The team’s approach couples genetic, biochemical, cellular, organismal and ecological principles with environmental and socio-economic considerations. In parallel, the Center's research drives innovation in systems and synthetic biology, biotechnology, nanotechnology, automation, robotics, computing, and communication. The Center educates students through new curriculum and research engagements that integrate computer science, engineering, and public engagement with knowledge in biology and the life sciences for undergraduate, master's, and Ph.D. students.

The Center integrates public engagement throughout all activities to drive continuous, iterative dialogue between the Center's researchers, stakeholders in the agricultural sector, and the general public. The Center strives to engage the full diversity of our society and broaden participation in its mission by creating pipelines into STEM fields and sustained mentoring for students and young professionals from rural and underrepresented minority communities.

In pursuit of its scientific and technological goals and its aim for broader impacts, the Center organizes research across an innovation engine with four technological thrusts and a discovery engine with four research themes called living laboratories. These interlinked teams engage in continuous cycles of design-build-test-learn across disciplines, technical challenges, and scientific and social goals.

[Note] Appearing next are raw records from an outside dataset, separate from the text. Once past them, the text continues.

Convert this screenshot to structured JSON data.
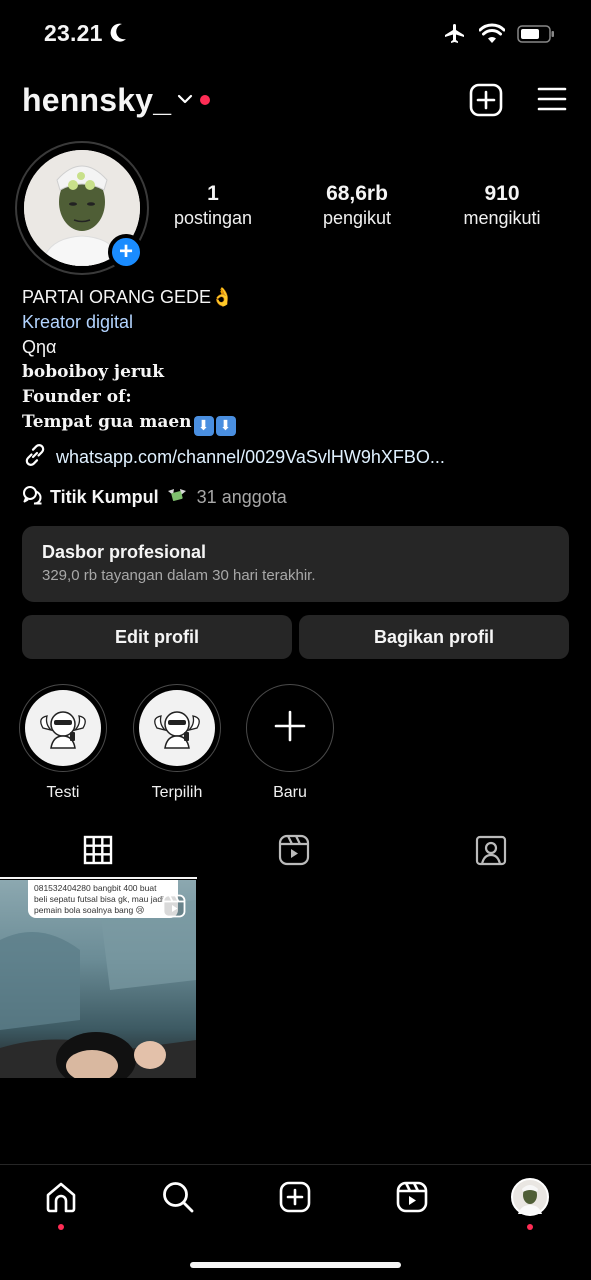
{
  "status_bar": {
    "time": "23.21"
  },
  "header": {
    "username": "hennsky_"
  },
  "profile": {
    "stats": [
      {
        "value": "1",
        "label": "postingan"
      },
      {
        "value": "68,6rb",
        "label": "pengikut"
      },
      {
        "value": "910",
        "label": "mengikuti"
      }
    ],
    "bio": {
      "name": "PARTAI ORANG GEDE",
      "name_emoji": "👌",
      "category": "Kreator digital",
      "lines": [
        "Qηα",
        "boboiboy jeruk",
        "Founder of:",
        "Tempat gua maen"
      ],
      "link": "whatsapp.com/channel/0029VaSvlHW9hXFBO...",
      "community_name": "Titik Kumpul",
      "community_members": "31 anggota"
    }
  },
  "dashboard": {
    "title": "Dasbor profesional",
    "subtitle": "329,0 rb tayangan dalam 30 hari terakhir."
  },
  "buttons": {
    "edit": "Edit profil",
    "share": "Bagikan profil"
  },
  "highlights": [
    {
      "label": "Testi"
    },
    {
      "label": "Terpilih"
    },
    {
      "label": "Baru"
    }
  ],
  "post": {
    "caption": "081532404280 bangbit 400 buat beli sepatu futsal bisa gk, mau jadi pemain bola soalnya bang 😢"
  },
  "colors": {
    "accent_blue": "#1a8cff",
    "notification_red": "#ff2d55",
    "link_blue": "#b3d4ff"
  }
}
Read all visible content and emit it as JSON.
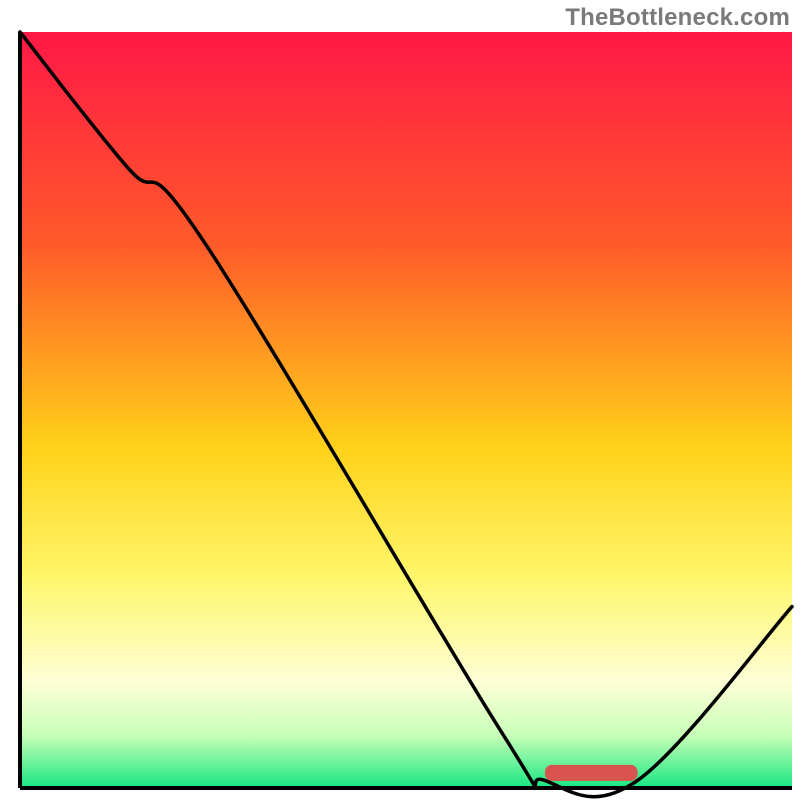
{
  "watermark": "TheBottleneck.com",
  "chart_data": {
    "type": "line",
    "title": "",
    "xlabel": "",
    "ylabel": "",
    "xlim": [
      0,
      100
    ],
    "ylim": [
      0,
      100
    ],
    "gradient_stops": [
      {
        "offset": 0,
        "color": "#ff1846"
      },
      {
        "offset": 28,
        "color": "#ff5a2a"
      },
      {
        "offset": 55,
        "color": "#ffd21a"
      },
      {
        "offset": 72,
        "color": "#fff66a"
      },
      {
        "offset": 86,
        "color": "#fdffd6"
      },
      {
        "offset": 93,
        "color": "#c8ffb8"
      },
      {
        "offset": 100,
        "color": "#17e783"
      }
    ],
    "curve": {
      "comment": "x,y in percent of plot area; y=0 at bottom, 100 at top",
      "points": [
        {
          "x": 0.0,
          "y": 100.0
        },
        {
          "x": 14.0,
          "y": 82.0
        },
        {
          "x": 24.0,
          "y": 72.0
        },
        {
          "x": 62.0,
          "y": 8.0
        },
        {
          "x": 68.0,
          "y": 1.0
        },
        {
          "x": 80.0,
          "y": 1.0
        },
        {
          "x": 100.0,
          "y": 24.0
        }
      ]
    },
    "marker": {
      "comment": "rounded red bar near the valley floor",
      "x_start": 68.0,
      "x_end": 80.0,
      "y": 2.0,
      "color": "#d9534f"
    },
    "frame": {
      "left_pct": 2.5,
      "right_pct": 99.0,
      "top_pct": 4.0,
      "bottom_pct": 98.5
    }
  }
}
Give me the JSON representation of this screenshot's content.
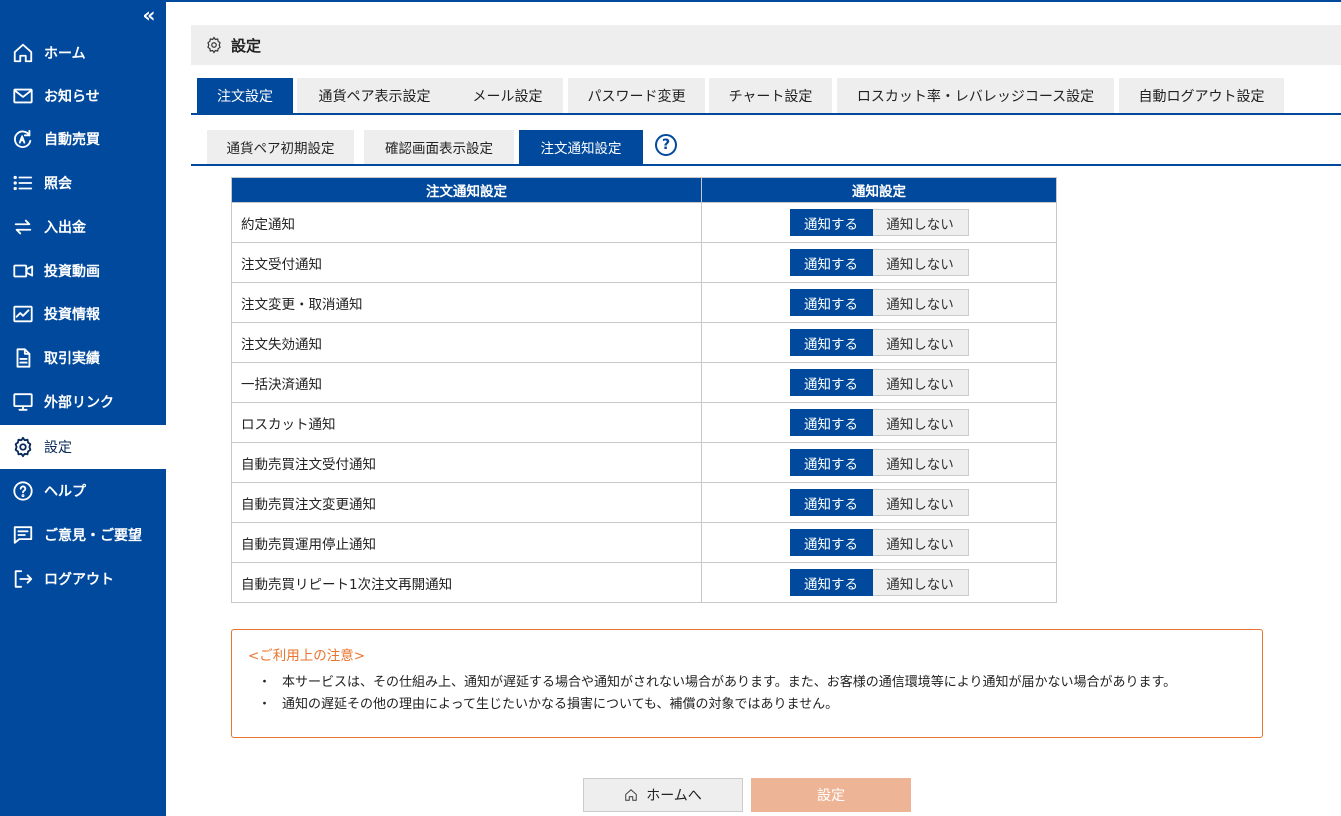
{
  "sidebar": {
    "collapse_icon": "double-chevron-left-icon",
    "items": [
      {
        "label": "ホーム",
        "icon": "home-icon"
      },
      {
        "label": "お知らせ",
        "icon": "mail-icon"
      },
      {
        "label": "自動売買",
        "icon": "auto-trade-icon"
      },
      {
        "label": "照会",
        "icon": "list-icon"
      },
      {
        "label": "入出金",
        "icon": "transfer-icon"
      },
      {
        "label": "投資動画",
        "icon": "video-icon"
      },
      {
        "label": "投資情報",
        "icon": "chart-board-icon"
      },
      {
        "label": "取引実績",
        "icon": "document-icon"
      },
      {
        "label": "外部リンク",
        "icon": "monitor-icon"
      },
      {
        "label": "設定",
        "icon": "gear-icon"
      },
      {
        "label": "ヘルプ",
        "icon": "help-icon"
      },
      {
        "label": "ご意見・ご要望",
        "icon": "feedback-icon"
      },
      {
        "label": "ログアウト",
        "icon": "logout-icon"
      }
    ],
    "active": "設定"
  },
  "header": {
    "title": "設定",
    "icon": "gear-icon"
  },
  "tabs_main": [
    {
      "label": "注文設定",
      "active": true
    },
    {
      "label": "通貨ペア表示設定",
      "active": false
    },
    {
      "label": "メール設定",
      "active": false
    },
    {
      "label": "パスワード変更",
      "active": false
    },
    {
      "label": "チャート設定",
      "active": false
    },
    {
      "label": "ロスカット率・レバレッジコース設定",
      "active": false
    },
    {
      "label": "自動ログアウト設定",
      "active": false
    }
  ],
  "tabs_sub": [
    {
      "label": "通貨ペア初期設定",
      "active": false
    },
    {
      "label": "確認画面表示設定",
      "active": false
    },
    {
      "label": "注文通知設定",
      "active": true
    }
  ],
  "help_mark": "?",
  "table": {
    "headers": [
      "注文通知設定",
      "通知設定"
    ],
    "toggle_on_label": "通知する",
    "toggle_off_label": "通知しない",
    "rows": [
      {
        "name": "約定通知",
        "value": "通知する"
      },
      {
        "name": "注文受付通知",
        "value": "通知する"
      },
      {
        "name": "注文変更・取消通知",
        "value": "通知する"
      },
      {
        "name": "注文失効通知",
        "value": "通知する"
      },
      {
        "name": "一括決済通知",
        "value": "通知する"
      },
      {
        "name": "ロスカット通知",
        "value": "通知する"
      },
      {
        "name": "自動売買注文受付通知",
        "value": "通知する"
      },
      {
        "name": "自動売買注文変更通知",
        "value": "通知する"
      },
      {
        "name": "自動売買運用停止通知",
        "value": "通知する"
      },
      {
        "name": "自動売買リピート1次注文再開通知",
        "value": "通知する"
      }
    ]
  },
  "notice": {
    "title": "<ご利用上の注意>",
    "bullet": "・",
    "lines": [
      "本サービスは、その仕組み上、通知が遅延する場合や通知がされない場合があります。また、お客様の通信環境等により通知が届かない場合があります。",
      "通知の遅延その他の理由によって生じたいかなる損害についても、補償の対象ではありません。"
    ]
  },
  "buttons": {
    "home": "ホームへ",
    "home_icon": "home-icon",
    "submit": "設定"
  },
  "colors": {
    "brand": "#00499c",
    "notice": "#e8742e",
    "submit_disabled": "#eeb496"
  }
}
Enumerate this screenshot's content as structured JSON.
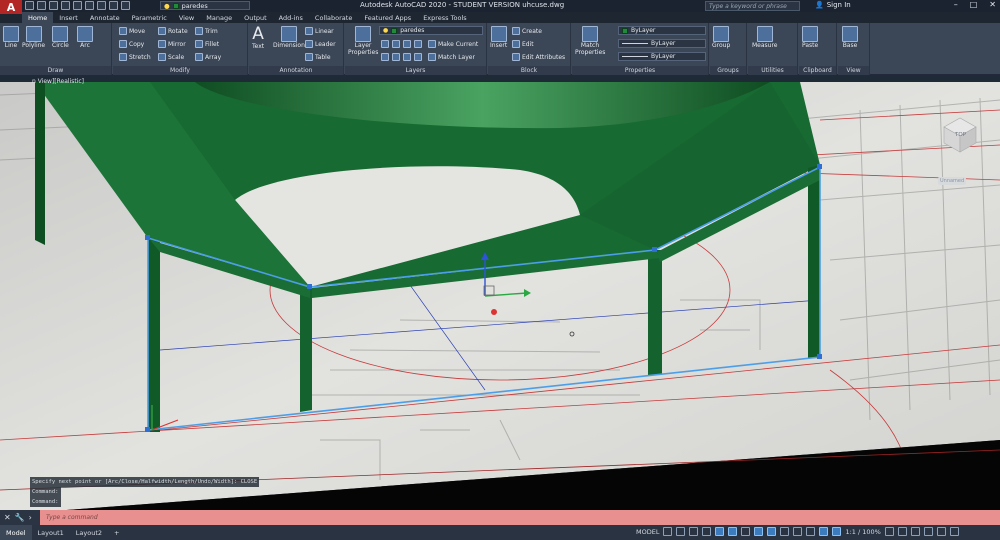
{
  "title_bar": {
    "logo_letter": "A",
    "layer_current": "paredes",
    "title": "Autodesk AutoCAD 2020 - STUDENT VERSION    uhcuse.dwg",
    "search_placeholder": "Type a keyword or phrase",
    "sign_in": "Sign In",
    "win_controls": [
      "–",
      "□",
      "✕"
    ]
  },
  "tabs": [
    "Home",
    "Insert",
    "Annotate",
    "Parametric",
    "View",
    "Manage",
    "Output",
    "Add-ins",
    "Collaborate",
    "Featured Apps",
    "Express Tools"
  ],
  "ribbon": {
    "draw": {
      "title": "Draw",
      "line": "Line",
      "polyline": "Polyline",
      "circle": "Circle",
      "arc": "Arc"
    },
    "modify": {
      "title": "Modify",
      "move": "Move",
      "rotate": "Rotate",
      "trim": "Trim",
      "copy": "Copy",
      "mirror": "Mirror",
      "fillet": "Fillet",
      "stretch": "Stretch",
      "scale": "Scale",
      "array": "Array"
    },
    "annotation": {
      "title": "Annotation",
      "text": "Text",
      "dimension": "Dimension",
      "linear": "Linear",
      "leader": "Leader",
      "table": "Table"
    },
    "layers": {
      "title": "Layers",
      "layer_properties": "Layer Properties",
      "current_layer": "paredes",
      "make_current": "Make Current",
      "match_layer": "Match Layer"
    },
    "block": {
      "title": "Block",
      "insert": "Insert",
      "create": "Create",
      "edit": "Edit",
      "edit_attributes": "Edit Attributes"
    },
    "properties": {
      "title": "Properties",
      "match_properties": "Match Properties",
      "color": "ByLayer",
      "linetype": "ByLayer",
      "lineweight": "ByLayer"
    },
    "groups": {
      "title": "Groups",
      "group": "Group"
    },
    "utilities": {
      "title": "Utilities",
      "measure": "Measure"
    },
    "clipboard": {
      "title": "Clipboard",
      "paste": "Paste"
    },
    "view": {
      "title": "View",
      "base": "Base"
    }
  },
  "viewport": {
    "label": "n View][Realistic]",
    "viewcube_top": "TOP",
    "wcs": "Unnamed"
  },
  "command": {
    "history": [
      "Specify next point or [Arc/Close/Halfwidth/Length/Undo/Width]: CLOSE",
      "Command:",
      "Command:"
    ],
    "prompt": "Type a command"
  },
  "status": {
    "layouts": [
      "Model",
      "Layout1",
      "Layout2"
    ],
    "add_layout": "+",
    "model_label": "MODEL",
    "annotation_scale": "1:1 / 100%"
  },
  "colors": {
    "wall_green": "#1c6e34",
    "accent_blue": "#2f86d6",
    "cmd_bar": "#e88f8f"
  }
}
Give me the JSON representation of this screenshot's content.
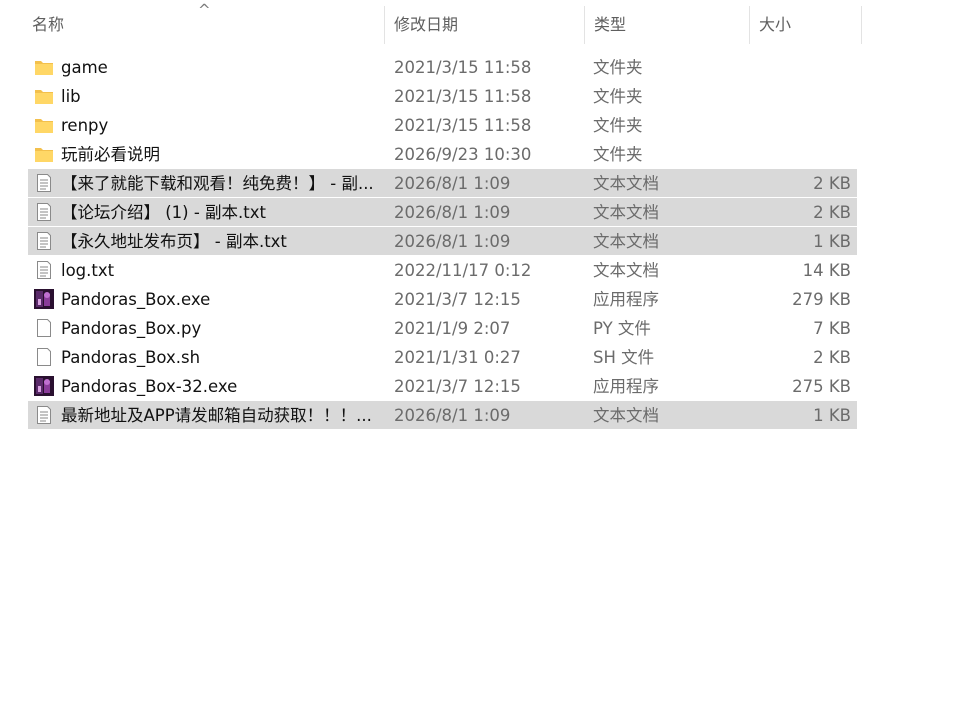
{
  "columns": {
    "name": "名称",
    "date": "修改日期",
    "type": "类型",
    "size": "大小"
  },
  "sort_arrow": "^",
  "files": [
    {
      "name": "game",
      "date": "2021/3/15 11:58",
      "type": "文件夹",
      "size": "",
      "icon": "folder-icon",
      "selected": false
    },
    {
      "name": "lib",
      "date": "2021/3/15 11:58",
      "type": "文件夹",
      "size": "",
      "icon": "folder-icon",
      "selected": false
    },
    {
      "name": "renpy",
      "date": "2021/3/15 11:58",
      "type": "文件夹",
      "size": "",
      "icon": "folder-icon",
      "selected": false
    },
    {
      "name": "玩前必看说明",
      "date": "2026/9/23 10:30",
      "type": "文件夹",
      "size": "",
      "icon": "folder-icon",
      "selected": false
    },
    {
      "name": "【来了就能下载和观看！纯免费！】 - 副...",
      "date": "2026/8/1 1:09",
      "type": "文本文档",
      "size": "2 KB",
      "icon": "text-file-icon",
      "selected": true
    },
    {
      "name": "【论坛介绍】 (1) - 副本.txt",
      "date": "2026/8/1 1:09",
      "type": "文本文档",
      "size": "2 KB",
      "icon": "text-file-icon",
      "selected": true
    },
    {
      "name": "【永久地址发布页】 - 副本.txt",
      "date": "2026/8/1 1:09",
      "type": "文本文档",
      "size": "1 KB",
      "icon": "text-file-icon",
      "selected": true
    },
    {
      "name": "log.txt",
      "date": "2022/11/17 0:12",
      "type": "文本文档",
      "size": "14 KB",
      "icon": "text-file-icon",
      "selected": false
    },
    {
      "name": "Pandoras_Box.exe",
      "date": "2021/3/7 12:15",
      "type": "应用程序",
      "size": "279 KB",
      "icon": "app-icon",
      "selected": false
    },
    {
      "name": "Pandoras_Box.py",
      "date": "2021/1/9 2:07",
      "type": "PY 文件",
      "size": "7 KB",
      "icon": "blank-file-icon",
      "selected": false
    },
    {
      "name": "Pandoras_Box.sh",
      "date": "2021/1/31 0:27",
      "type": "SH 文件",
      "size": "2 KB",
      "icon": "blank-file-icon",
      "selected": false
    },
    {
      "name": "Pandoras_Box-32.exe",
      "date": "2021/3/7 12:15",
      "type": "应用程序",
      "size": "275 KB",
      "icon": "app-icon",
      "selected": false
    },
    {
      "name": "最新地址及APP请发邮箱自动获取！！！...",
      "date": "2026/8/1 1:09",
      "type": "文本文档",
      "size": "1 KB",
      "icon": "text-file-icon",
      "selected": true
    }
  ]
}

The innovation engine focuses on building and integrating the elements of an Internet-of-Living-Things (IoLT) through the following Thrusts: (1) Biotransducers give rise to programmable plants through synthetic biological gene circuits that enable bidirectional communications between molecular processes in plants and digital sensors. (2) Nanotransducers improve and complement molecular biological transducers to enable communication between plants and digital systems. (3) Digital interfaces develop agile and cooperative robots, communications technologies, and edge-computing capabilities to mediate efficient communication between programmable plants and cloud-hosted models. (4) Digital systems develop integrated multi-scale models of plant systems that integrate data and orchestrate actuation across the IoLT with hybrid mechanistic and data-driven strategies. Furthermore, the Living Laboratories of the discovery engine interact with all thrusts in pursuit of the following research themes: (1) Resource use and growth optimization deploy programmable plants to dissect the pathways that define water and nitrogen use and plant development, and modulate these processes for improved outcomes in productivity and sustainability. (2) Predictive modeling and germplasm improvement use the IoLT, programmable plants, and integrative multi-scale models to predict emergent phenotypes in complex environments and accelerate the process of breeding crops with improved performance. (3) Plant-microbe interactions apply technologies from the innovation engine to access the physical, chemical, and microbial dynamics of the near-root zone or rhizosphere and integrate plant-microbiome characteristics into systems biology models, breeding strategies, and crop management. (4) Public engagement permeates all Center activities to facilitate and study productive interactions among researchers, stakeholders, and general publics around the development, understanding, and communication of scientific and technological goals.

This award reflects NSF's statutory mission and has been deemed worthy of support through evaluation using the Foundation's intellectual merit and broader impacts review criteria.